Ukraine’s Verkhovna Rada Commissioner for Human Rights, Lyudmila Denisova, said Russian have used banned antipersonnel mines in the eastern Kharkiv region. The POM-3 Medallion antipersonnel mines were disarmed by Ukrainian explosive ordnance disposal technicians on March 28th. Russia is the only country that uses POM-3 mines.
"The occupiers are mining Ukrainian land with their latest POM-3 Medallion anti-personnel mines. Cases of using mines with a seismic target sensor were recorded in the Kharkiv region. Russian invaders use them in remote mining of the region," Denisova stated on Telegram.
The mine is equipped with a seismic sensor that detects an approaching person and ejects an explosive charge into the air. The detonation can reportedly cause death and injury to individuals within a 16-meter radius.
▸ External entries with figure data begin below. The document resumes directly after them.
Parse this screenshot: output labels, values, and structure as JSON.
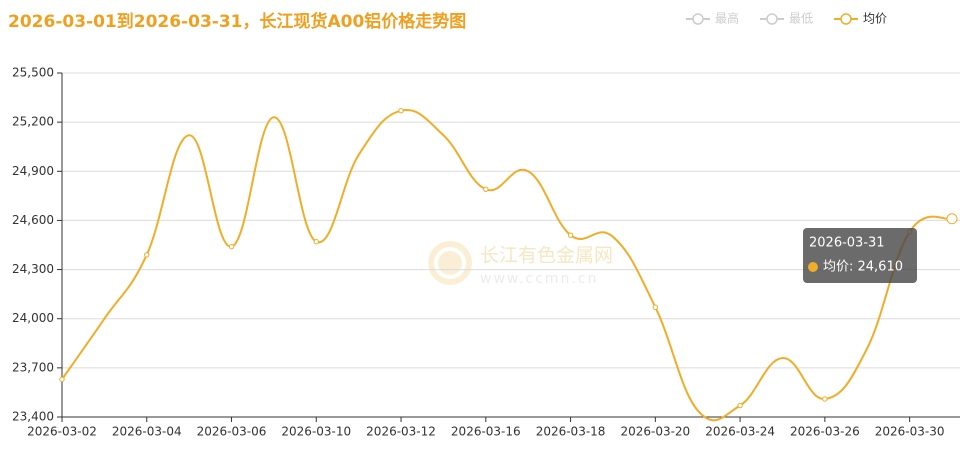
{
  "chart_data": {
    "type": "line",
    "title": "2026-03-01到2026-03-31，长江现货A00铝价格走势图",
    "legend": [
      {
        "name": "最高",
        "active": false
      },
      {
        "name": "最低",
        "active": false
      },
      {
        "name": "均价",
        "active": true
      }
    ],
    "categories": [
      "2026-03-02",
      null,
      "2026-03-04",
      null,
      "2026-03-06",
      null,
      "2026-03-10",
      null,
      "2026-03-12",
      null,
      "2026-03-16",
      null,
      "2026-03-18",
      null,
      "2026-03-20",
      null,
      "2026-03-24",
      null,
      "2026-03-26",
      null,
      "2026-03-30",
      null
    ],
    "series": [
      {
        "name": "均价",
        "color": "#f0ad28",
        "values": [
          23630,
          24000,
          24390,
          25120,
          24440,
          25230,
          24470,
          25000,
          25270,
          25120,
          24790,
          24900,
          24510,
          24500,
          24070,
          23440,
          23470,
          23760,
          23510,
          23820,
          24530,
          24610
        ]
      }
    ],
    "ylim": [
      23400,
      25500
    ],
    "yticks": [
      {
        "value": 23400,
        "label": "23,400"
      },
      {
        "value": 23700,
        "label": "23,700"
      },
      {
        "value": 24000,
        "label": "24,000"
      },
      {
        "value": 24300,
        "label": "24,300"
      },
      {
        "value": 24600,
        "label": "24,600"
      },
      {
        "value": 24900,
        "label": "24,900"
      },
      {
        "value": 25200,
        "label": "25,200"
      },
      {
        "value": 25500,
        "label": "25,500"
      }
    ],
    "grid": true,
    "watermark": {
      "name": "长江有色金属网",
      "url": "www.ccmn.cn"
    },
    "tooltip": {
      "title": "2026-03-31",
      "text": "均价: 24,610"
    }
  }
}
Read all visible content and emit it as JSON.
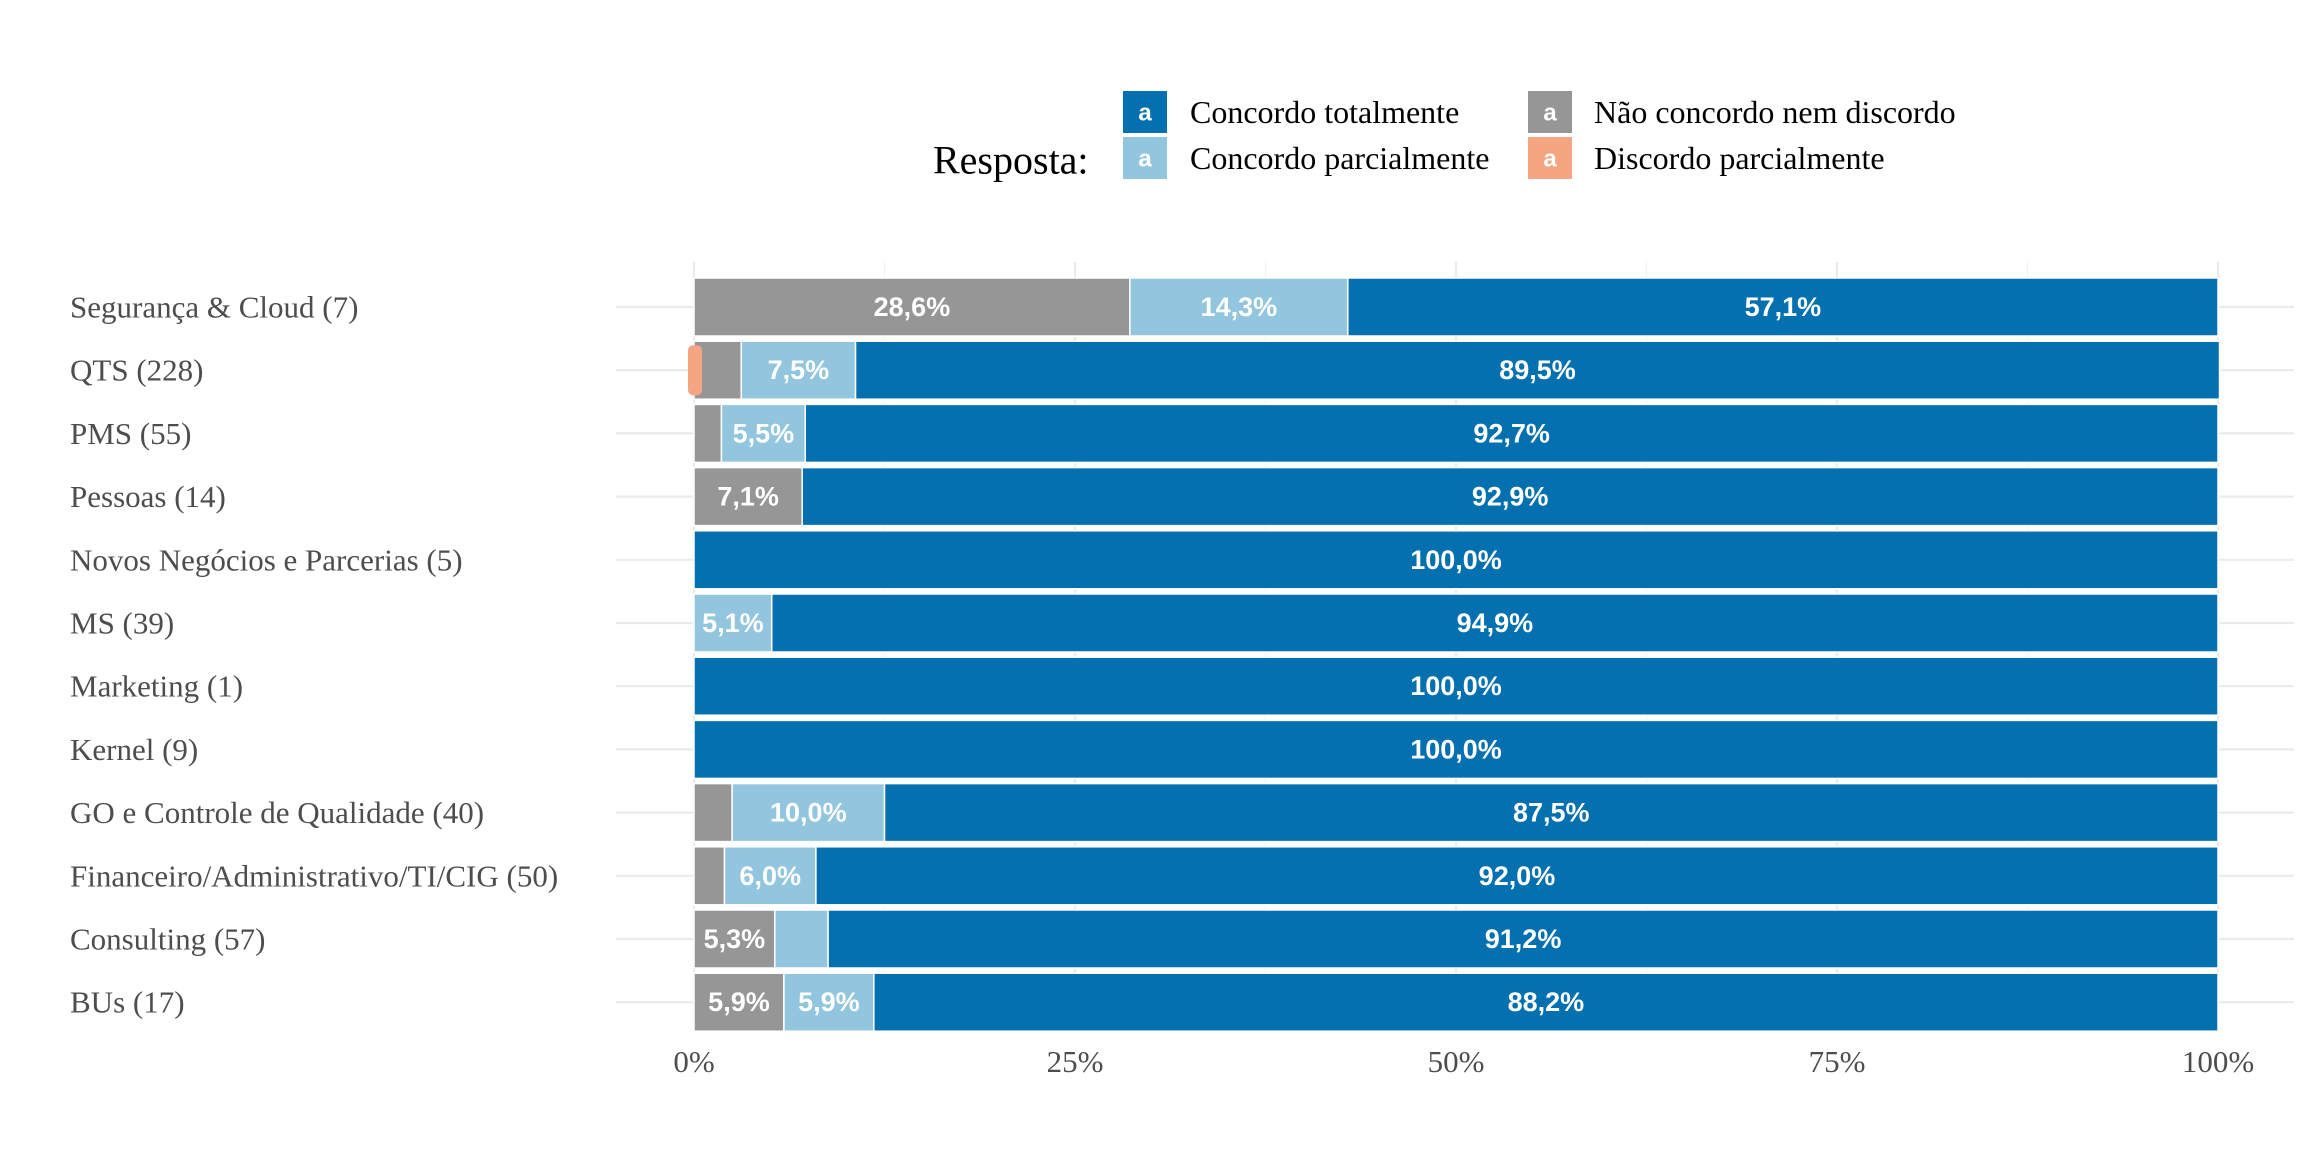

They are known to kill and main indiscriminately.
Russian forces reportedly laid the mines using the ISDM Zemledelie-I mine-laying rocket launcher, which can deliver the Medallion mines from up to 15 km away.
“Countries around the world should forcefully condemn Russia’s use of banned antipersonnel landmines in Ukraine,” said Steve Goose, the arms director of Human Rights Watch. “These weapons do not differentiate between combatants and civilians and leave a deadly legacy for years to come.”
The 1997 International Mine Ban Treaty “bans the use, production, stockpiling, and transfer of antipersonnel mines.” Russia is not among the 164 states that have joined the treaty. Ukraine signed the treaty in 1999 and became a state part in 2006.
In November 2020, Russia told the United Nations General Assembly that it “shares the goals of the treaty and supports a world free of mines,” but views antipersonnel mines “as an effective way of ensuring the security of Russia’s borders.”
“Russia’s use of antipersonnel mines in Ukraine deliberately flouts the international norm against use of these horrid weapons,” Goose added.